L’année prochaine, mes élèves étudieront quelques « animaux » dEtienne Ruhaud. L’idée m’est venue comme une évidence: découverte de la poésie contemporaine pour des adolescents : sacré défi, certes, mais je suis persuadé qu’il y a dans ce merveilleux recueil quelque chose, relevant peut-être de la magie créatrice déjà pour certains perdue de l’enfance, qui saura les toucher ; et également, plus prosaïquement, mine d’or en terme d’exercices d’écriture dont j’ai déjà l’idée…

… Tel est le sympathique message laissé sur Facebook par mon ami, le poète Gaël Guillarme, professeur de Lettres classiques en Poitou-Charentes. Quelle plus belle récompense que de voir son recueil étudié en classe! Mon autre ami, également écrivain, Christian Ghiotti (alias Nasthir Togitichi), psychologue, a lui fait lire mes textes aux jeunes pensionnaires d’un IME (institut médico-éducatif), en Seine-Saint-Denis. Un chaleureux merci (je reproduis le texte ci-dessous).

Photo de Christian Ghiotti.

Animaux, lue d’une voix haute et craintive, par une élève (légèrement déficiente) d’un IME (institut médico-éducatif). Un bon support d’entretien clinique. Que d’associations ! Et elle lit du Ruhaud avec intérêt et plaisir ! Le surréalisme, ici, c’est la rencontre improbable d’ un livre d’un bon niveau, et d’une jeune femme de 18 ans abonnée aux Mangas. Ça vaut presque celle d’un parapluie et d’une machine à coudre sur une table à dissection… Elle n’est pas, de loin, la plus démunie de cette école. Le lien thérapeutique est bon, où va t elle m’emmener ?

« ANIMALE » (mon propre travail)

Un chaleureux merci à Laurentiu Mamlofaleam et à Diana Adamek.

ENTRETIEN AVEC FRANCK SENAUD (mon propre travail)

Président de l’association évryenne Préfigurations, professeur d’arts plastiques, Franck Senaud a consacré le numéro 115 de son webzine pluridisciplinaire aux « rapports animaux ». Et m’a interviewé.

https://www.prefigurationsrevue.com/2021/01/11/etienne-ruhaud-animaux/

Animaux incertains, décrits d’une langue précise et presque distanciée. Monstres sans monstruosités dont la forme apparait sur cette tension du langage précis et/ou impossible. Chaque animal est bizarre. C’est un petit mot mais qui dit un rapport. Une rencontre à faire avec son auteur.

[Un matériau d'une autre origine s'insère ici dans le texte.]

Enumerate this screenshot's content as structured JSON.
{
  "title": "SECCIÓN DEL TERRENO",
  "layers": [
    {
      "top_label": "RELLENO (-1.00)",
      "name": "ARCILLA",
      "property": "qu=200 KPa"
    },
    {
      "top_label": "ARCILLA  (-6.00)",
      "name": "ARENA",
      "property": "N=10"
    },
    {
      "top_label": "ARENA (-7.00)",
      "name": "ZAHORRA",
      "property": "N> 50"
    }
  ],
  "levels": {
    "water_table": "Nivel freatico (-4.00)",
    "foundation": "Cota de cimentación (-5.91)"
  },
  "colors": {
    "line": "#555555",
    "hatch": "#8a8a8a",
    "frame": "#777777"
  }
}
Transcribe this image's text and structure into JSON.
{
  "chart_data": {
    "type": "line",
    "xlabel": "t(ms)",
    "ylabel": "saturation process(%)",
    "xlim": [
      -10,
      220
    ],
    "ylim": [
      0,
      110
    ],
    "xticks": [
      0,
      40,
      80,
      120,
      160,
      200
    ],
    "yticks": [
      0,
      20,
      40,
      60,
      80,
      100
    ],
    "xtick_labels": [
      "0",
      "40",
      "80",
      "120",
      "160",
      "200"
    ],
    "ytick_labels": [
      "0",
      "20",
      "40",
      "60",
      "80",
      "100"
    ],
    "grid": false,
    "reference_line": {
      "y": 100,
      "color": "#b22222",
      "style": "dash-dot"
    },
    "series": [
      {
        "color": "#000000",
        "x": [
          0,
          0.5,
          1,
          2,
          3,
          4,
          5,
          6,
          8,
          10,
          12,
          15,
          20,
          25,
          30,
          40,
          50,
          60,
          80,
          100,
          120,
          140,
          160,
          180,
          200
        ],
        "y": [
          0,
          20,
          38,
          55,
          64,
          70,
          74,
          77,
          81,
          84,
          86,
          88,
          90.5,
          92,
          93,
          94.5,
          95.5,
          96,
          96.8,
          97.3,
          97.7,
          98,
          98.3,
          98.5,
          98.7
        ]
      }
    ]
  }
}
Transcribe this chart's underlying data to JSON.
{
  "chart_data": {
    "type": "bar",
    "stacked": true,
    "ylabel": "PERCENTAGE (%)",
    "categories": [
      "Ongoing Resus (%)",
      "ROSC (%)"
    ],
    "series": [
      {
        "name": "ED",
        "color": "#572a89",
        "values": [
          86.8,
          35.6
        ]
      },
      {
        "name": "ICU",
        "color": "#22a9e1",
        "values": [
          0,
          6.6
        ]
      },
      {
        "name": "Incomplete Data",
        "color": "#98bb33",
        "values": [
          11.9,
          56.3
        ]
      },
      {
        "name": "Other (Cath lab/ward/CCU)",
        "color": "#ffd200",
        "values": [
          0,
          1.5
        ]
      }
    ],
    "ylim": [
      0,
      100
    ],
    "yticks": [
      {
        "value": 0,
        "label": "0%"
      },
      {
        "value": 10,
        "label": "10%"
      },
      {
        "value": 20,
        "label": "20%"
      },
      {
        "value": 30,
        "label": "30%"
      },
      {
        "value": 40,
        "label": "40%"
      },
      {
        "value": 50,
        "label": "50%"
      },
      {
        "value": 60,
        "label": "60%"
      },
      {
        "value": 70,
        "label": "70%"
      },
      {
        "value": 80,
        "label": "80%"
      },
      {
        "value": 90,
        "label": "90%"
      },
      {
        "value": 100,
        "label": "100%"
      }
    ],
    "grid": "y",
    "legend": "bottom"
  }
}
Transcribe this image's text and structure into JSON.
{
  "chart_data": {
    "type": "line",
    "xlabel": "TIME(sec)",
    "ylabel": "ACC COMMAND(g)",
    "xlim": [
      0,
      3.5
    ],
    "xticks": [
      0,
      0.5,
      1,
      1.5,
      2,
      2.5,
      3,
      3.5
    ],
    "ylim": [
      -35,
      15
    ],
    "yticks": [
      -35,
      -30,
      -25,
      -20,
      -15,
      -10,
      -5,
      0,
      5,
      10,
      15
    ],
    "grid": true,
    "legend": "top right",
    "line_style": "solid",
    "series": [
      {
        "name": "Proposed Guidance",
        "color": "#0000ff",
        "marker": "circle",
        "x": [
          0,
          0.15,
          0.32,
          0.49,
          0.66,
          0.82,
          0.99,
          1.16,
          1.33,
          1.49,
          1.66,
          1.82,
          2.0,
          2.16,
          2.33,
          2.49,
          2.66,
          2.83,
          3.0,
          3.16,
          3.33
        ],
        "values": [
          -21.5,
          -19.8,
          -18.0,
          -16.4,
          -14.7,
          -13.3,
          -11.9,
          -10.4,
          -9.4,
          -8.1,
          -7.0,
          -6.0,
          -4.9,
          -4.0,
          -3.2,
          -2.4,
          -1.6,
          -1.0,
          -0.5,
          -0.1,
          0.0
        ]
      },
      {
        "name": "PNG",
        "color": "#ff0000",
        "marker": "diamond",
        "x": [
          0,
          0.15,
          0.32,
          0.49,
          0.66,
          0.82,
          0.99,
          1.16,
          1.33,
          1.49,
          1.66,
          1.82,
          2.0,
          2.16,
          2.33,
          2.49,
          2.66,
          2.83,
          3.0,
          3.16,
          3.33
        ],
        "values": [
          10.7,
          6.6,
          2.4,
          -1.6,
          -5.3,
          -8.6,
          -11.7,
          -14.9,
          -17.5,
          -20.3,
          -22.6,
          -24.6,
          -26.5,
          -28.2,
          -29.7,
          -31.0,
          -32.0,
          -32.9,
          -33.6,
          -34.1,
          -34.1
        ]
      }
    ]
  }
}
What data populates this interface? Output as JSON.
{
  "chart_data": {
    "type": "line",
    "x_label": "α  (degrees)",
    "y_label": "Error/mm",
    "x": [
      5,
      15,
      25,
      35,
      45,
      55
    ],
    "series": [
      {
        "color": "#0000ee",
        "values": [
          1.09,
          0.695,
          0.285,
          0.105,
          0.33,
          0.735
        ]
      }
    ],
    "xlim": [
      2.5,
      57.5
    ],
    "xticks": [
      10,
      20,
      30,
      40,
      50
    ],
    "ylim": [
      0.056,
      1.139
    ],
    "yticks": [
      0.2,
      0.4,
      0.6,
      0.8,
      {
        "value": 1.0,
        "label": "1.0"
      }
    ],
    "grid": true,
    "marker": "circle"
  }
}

Entretien avec Franck SENAUD



FS

Peut on initier sa présentation en vous demandant comment est venue l’idée de ce recueil ci ?

ER

Les créatures sont un peu nées comme cela. Enfant, j’adorais les chaînes animalières. A l’adolescence, j’ai été très marqué par le film Alien, qui représente une forme d’extraterrestre fondamentalement agressif, hostile à la vie. Par la suite, j’ai été évidemment très influencé par la lecture de Lautréamont, par l’univers fantasmatique de surréalistes comme Toyen. Évoquons également Kafka, découvert grâce à l‘Anthologie de l’humour noir de Breton.

L’inspiration m’est venue à partir de rêves, d’images, de fantasmes. Ainsi, le poème « Les lunes » m’a été « suggéré » par une vidéo YouTube, dans laquelle on voit une énorme lune en plastique, partiellement dégonflée, échappée d’un parc d’attraction, en Chine, venue rebondir sur une autoroute. Pareillement, j’ai eu envie d’écrire « Les disques » après avoir vu un documentaire sur les pêcheurs de perles.

FS

Les animaux sont le lien entre chaque texte ? Sont-ils récents ?

ER

Les textes les plus anciens ont été écrits il y a six ans environ. En fait, j’ai voulu créer un bestiaire, et chaque poème en prose évoque un animal imaginaire, à la façon d’une zoologie poétique. Le lien prégnant, je crois, demeure la bizarrerie, l’idée de détournement. Certains animaux, même dangereux, sont fondamentalement sympathiques, quand d’autres sont menaçants. Tous sont décalés. En soi, ce sont d’abord des créations humaines, puisqu’en réalité les animaux ne sont ni bons ni mauvais, ni décalés. Chacun appartient à une même chaîne alimentaire, naturelle, à une logique implacable, darwinienne. Ils obéissent à un instinct. Créatures appréciées par les petits comme par les grands, les pandas et les koalas sont régis par un instinct. Les serpents, les araignées, les scorpions ou les varans de Komodo sont eux aussi régis par un instinct. Sauf que leur image demeure négative. Tout cela est proprement humain. Je veux dire que tout est dans notre regard.

FS

Il s’agit, pour les animaux, plutôt d’un clin d’œil à un genre qu’un rapport décrit a l’animal ?

ER

Ah, question difficile…

En réalité j’entremêle espèces animales et végétales, faune et flore, par hybridation. Je veux dire que le bestiaire n’est pas uniquement animal.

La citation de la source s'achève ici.